Our wedding guests probably thought one of two things six years ago today.
Either: “Wow. She’s really gotten fat. She must be preggars.”
Or: “Wow. The girl looks like she snorted something before she walked down the aisle.”
Neither were true. I mean, I had gotten really fat, but I was not pregnant. And I did look like I had snorted some kind of illegal substance before staggering down the aisle, but I hadn’t.
No, in fact, the fatness was due to stress and eating like crap for a good number of months before the wedding.
The stoned expression on my face turned out not to be the sheer terror some might have thought I had at getting married. Instead, I had three infections, was most likely retaining fluid because of those infections, and was pretty unsure of where I was much of that day and the days to follow.
I didn’t know I had three infections the day of my wedding. Everyone in my family told me the fact I was shivering and weaving like a meth-addict was because I was nervous. I took their word for it, but the night before the wedding, curled up in a bed in my old bedroom, I began to think they were all wrong and I was indeed sick.
Standing at the end of the aisle the next morning somewhere around 11 a.m., bleary-eyed and not totally sure if I was dreaming or awake, I whispered to my dad: “I can’t do this.”
No, I didn’t mean I couldn’t marry Hubby, though that freaked me out a little. What I meant was I was pretty sure I could not walk down that aisle without falling flat on my face, a feverish blob of white satin and Mary Kay make up.

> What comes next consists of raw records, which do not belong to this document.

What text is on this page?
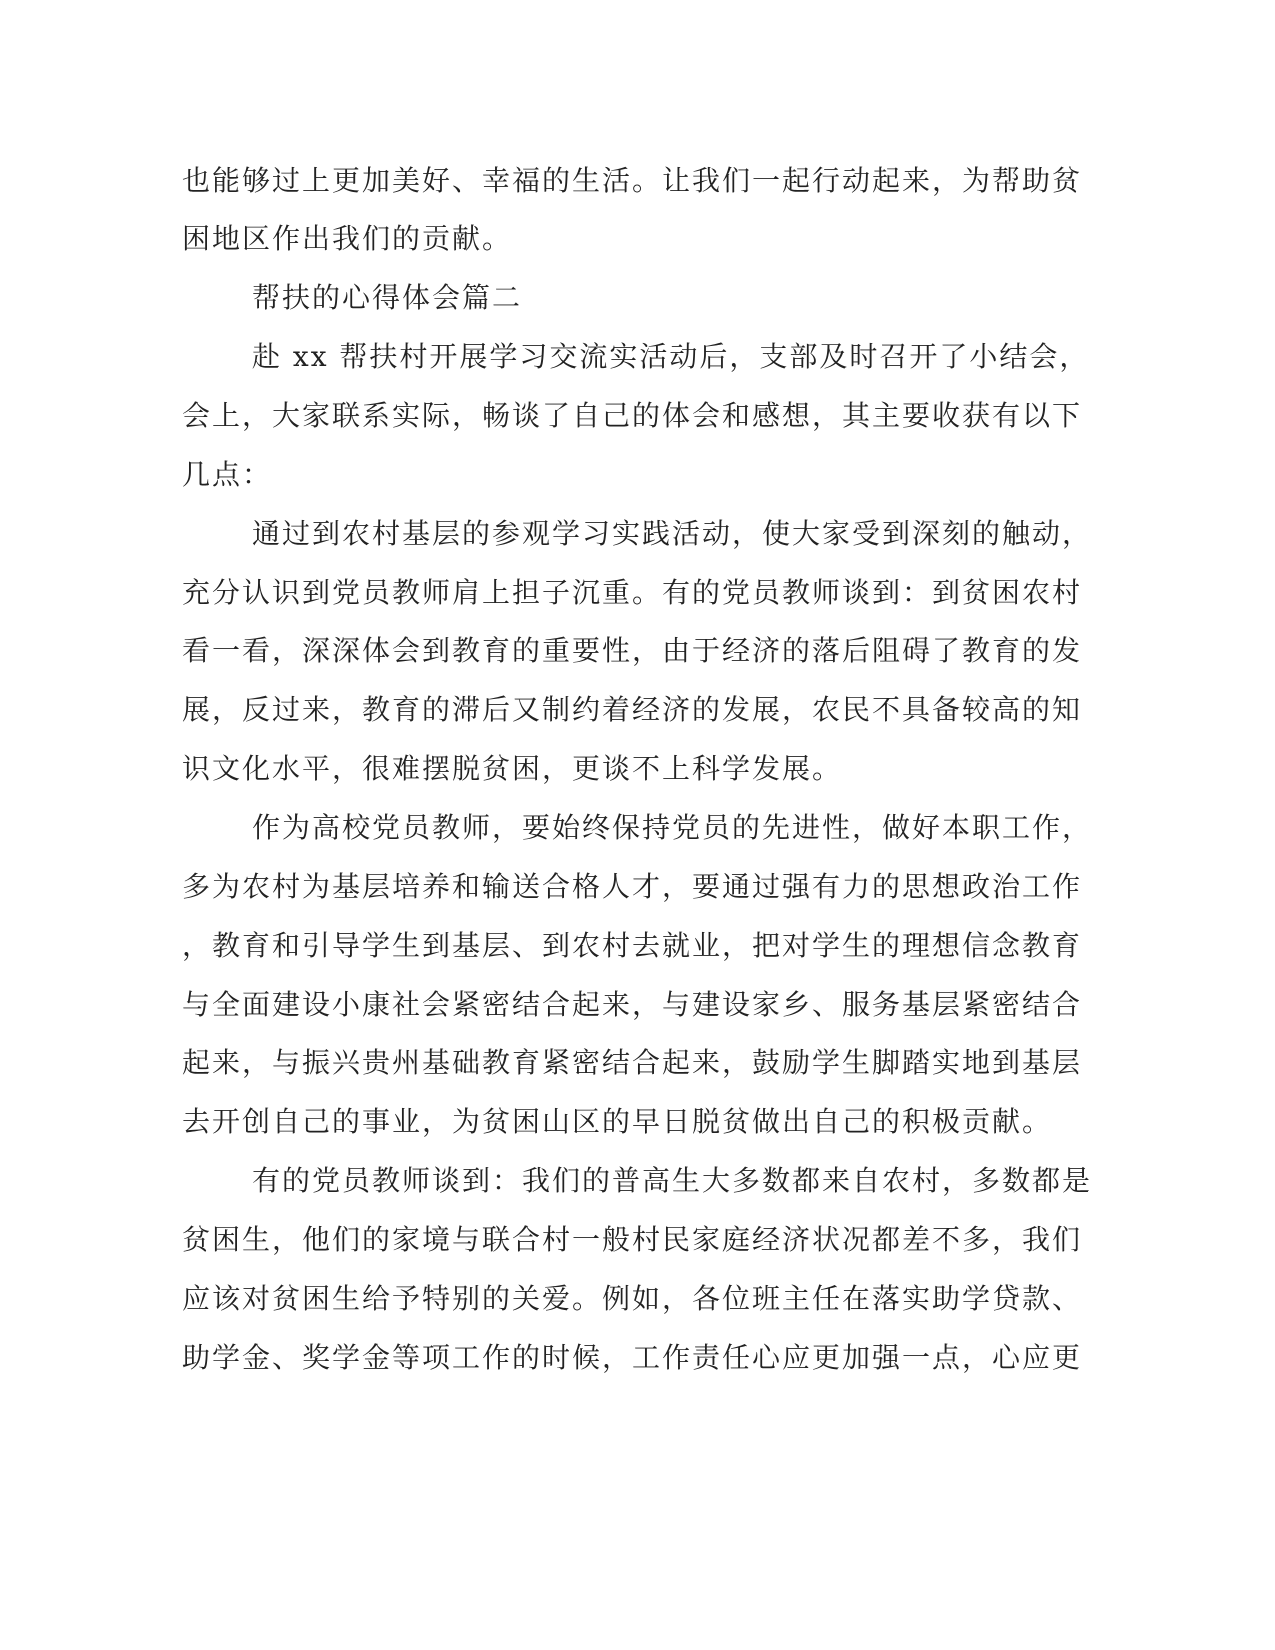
也能够过上更加美好、幸福的生活。让我们一起行动起来，为帮助贫
困地区作出我们的贡献。
帮扶的心得体会篇二
赴 xx 帮扶村开展学习交流实活动后，支部及时召开了小结会，
会上，大家联系实际，畅谈了自己的体会和感想，其主要收获有以下
几点：
通过到农村基层的参观学习实践活动，使大家受到深刻的触动，
充分认识到党员教师肩上担子沉重。有的党员教师谈到：到贫困农村
看一看，深深体会到教育的重要性，由于经济的落后阻碍了教育的发
展，反过来，教育的滞后又制约着经济的发展，农民不具备较高的知
识文化水平，很难摆脱贫困，更谈不上科学发展。
作为高校党员教师，要始终保持党员的先进性，做好本职工作，
多为农村为基层培养和输送合格人才，要通过强有力的思想政治工作
，教育和引导学生到基层、到农村去就业，把对学生的理想信念教育
与全面建设小康社会紧密结合起来，与建设家乡、服务基层紧密结合
起来，与振兴贵州基础教育紧密结合起来，鼓励学生脚踏实地到基层
去开创自己的事业，为贫困山区的早日脱贫做出自己的积极贡献。
有的党员教师谈到：我们的普高生大多数都来自农村，多数都是
贫困生，他们的家境与联合村一般村民家庭经济状况都差不多，我们
应该对贫困生给予特别的关爱。例如，各位班主任在落实助学贷款、
助学金、奖学金等项工作的时候，工作责任心应更加强一点，心应更
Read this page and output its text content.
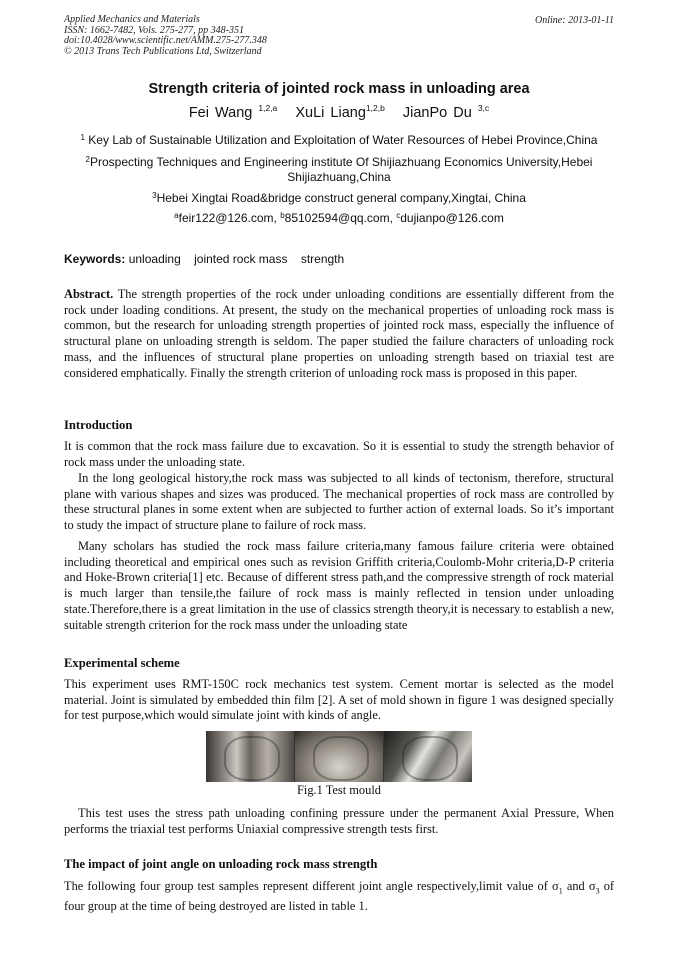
Applied Mechanics and Materials
ISSN: 1662-7482, Vols. 275-277, pp 348-351
doi:10.4028/www.scientific.net/AMM.275-277.348
© 2013 Trans Tech Publications Ltd, Switzerland
Online: 2013-01-11
Strength criteria of jointed rock mass in unloading area
Fei Wang $^{1,2,a}$ XuLi Liang$^{1,2,b}$ JianPo Du $^{3,c}$
$^1$ Key Lab of Sustainable Utilization and Exploitation of Water Resources of Hebei Province,China
$^2$Prospecting Techniques and Engineering institute Of Shijiazhuang Economics University,Hebei Shijiazhuang,China
$^3$Hebei Xingtai Road&bridge construct general company,Xingtai, China
$^a$feir122@126.com, $^b$85102594@qq.com, $^c$dujianpo@126.com
Keywords: unloading jointed rock mass strength
Abstract. The strength properties of the rock under unloading conditions are essentially different from the rock under loading conditions. At present, the study on the mechanical properties of unloading rock mass is common, but the research for unloading strength properties of jointed rock mass, especially the influence of structural plane on unloading strength is seldom. The paper studied the failure characters of unloading rock mass, and the influences of structural plane properties on unloading strength based on triaxial test are considered emphatically. Finally the strength criterion of unloading rock mass is proposed in this paper.
Introduction
It is common that the rock mass failure due to excavation. So it is essential to study the strength behavior of rock mass under the unloading state.
In the long geological history,the rock mass was subjected to all kinds of tectonism, therefore, structural plane with various shapes and sizes was produced. The mechanical properties of rock mass are controlled by these structural planes in some extent when are subjected to further action of external loads. So it’s important to study the impact of structure plane to failure of rock mass.
Many scholars has studied the rock mass failure criteria,many famous failure criteria were obtained including theoretical and empirical ones such as revision Griffith criteria,Coulomb-Mohr criteria,D-P criteria and Hoke-Brown criteria[1] etc. Because of different stress path,and the compressive strength of rock material is much larger than tensile,the failure of rock mass is mainly reflected in tension under unloading state.Therefore,there is a great limitation in the use of classics strength theory,it is necessary to establish a new, suitable strength criterion for the rock mass under the unloading state
Experimental scheme
This experiment uses RMT-150C rock mechanics test system. Cement mortar is selected as the model material. Joint is simulated by embedded thin film [2]. A set of mold shown in figure 1 was designed specially for test purpose,which would simulate joint with kinds of angle.
Fig.1 Test mould
This test uses the stress path unloading confining pressure under the permanent Axial Pressure, When performs the triaxial test performs Uniaxial compressive strength tests first.
The impact of joint angle on unloading rock mass strength
The following four group test samples represent different joint angle respectively,limit value of $\sigma_1$ and $\sigma_3$ of four group at the time of being destroyed are listed in table 1.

“Oh yes you can,” my dad said and practically dragged me to the end of the aisle where Hubby awaited, sexy as all get out.
I had actually saw him through the church doors before the wedding. I was in the back of the church with a gaggle of girls around me dressing me and Sis K paintin’ me all up with make up when the door opened a crack and I saw him standing in the sanctuary, pacing and looking slightly nervous. Oooh-la-la did he look good.
I couldn’t believe he was actually marrying me in only a few more minutes and if the fever had invaded my brain any further than it already had I might have ripped open those doors and planted a huge kiss on his sexy lips, much to the shock of the guests waiting for the wedding to start.
But, alas, the fever was affecting me, but not yet to the point of delirious public-molesting.
Obviously I made it through the wedding. I even staggered through the reception. Our honeymoon involved me laying in bed, telling Hubby I was sure I was at death’s door step and later finding out that germs had indeed invaded my brain the week before and the day of our wedding.
I joke now that I never would have married Hubby if it hadn’t been for the infections scrambling my brain, but it isn’t true. I would have married Hubby with or without the germs sucking the life out of me.
And now, six years later, here I sit, not with germs sucking the life out of me, but exhaustion from our rambunctious, sleep-hating 20-month old (you so know a post is coming out of that reference).
Exhaustion has thrown a fog over my mind and I wonder if this post will make any sense at all, yet I continue to write, knowing I can’t let the day go by without recognizing that my life really started 10-years ago when I met Hubby and only got better six years ago when we both said “I do,” to a life of uncertainties, challenges, trials, and unspeakable joys.
I love you, W.H.
Germs or no germs, July 13, 2002 was the happiest day of my life.